3.3. Feature Space Optimization
It is common to use geometry and contextual features for object-based classification. However, the previous PCA result shows that only GLCM contrast has a great weight for PC3; the other geometry and contextual information do not contribute to the first four PCs. This is because there are rarely large vegetation patches in such a mountainous area; the geometry and contextual information do not show distinctive differences between small segments; thus this information cannot be effectively used.

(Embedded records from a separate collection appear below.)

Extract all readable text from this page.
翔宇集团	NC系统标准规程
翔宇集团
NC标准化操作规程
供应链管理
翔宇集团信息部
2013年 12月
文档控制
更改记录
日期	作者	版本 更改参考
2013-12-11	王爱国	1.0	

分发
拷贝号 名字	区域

Here, a feature space optimization method was used to further select the appropriate features for classification. We do not merely use the PCA selected features because PCA is estimated based on the whole image, whereas the class separability is also dependent on the features of training data. Therefore, nine features contributing to the first four PCs (the cumulative proportion achieves 1.0 using the first four PCs), including all eight MS bands and GLCM contrast, were used for feature space optimization based on two sets of training data. The barren land and shadow classes are easier to be identified, so these two classes were exclusive to avoid causing a dominated influence when estimating the optimized features. The method mathematically calculates the distances between the training samples of different classes in the feature space and chooses features that produce the largest average minimum distance as the best combination. The chart of the feature dimension against separation distance is shown in
Figure 6. It turns out that five features (Bands 4–8) produced the largest distance (0.16) for the original training data, whereas the same five features and the GLCM contrast layer resulted in the largest distance (0.23) for the expanded training data.
In order to make a fair comparison using different training data, the same features should be involved for classification. Therefore, referring to the optimization result, we chose the six features selected based on the expanded training data. As a result, the yellow, red, red edge, NIR1 and NIR2 bands and a GLCM contrast layer were included for classification.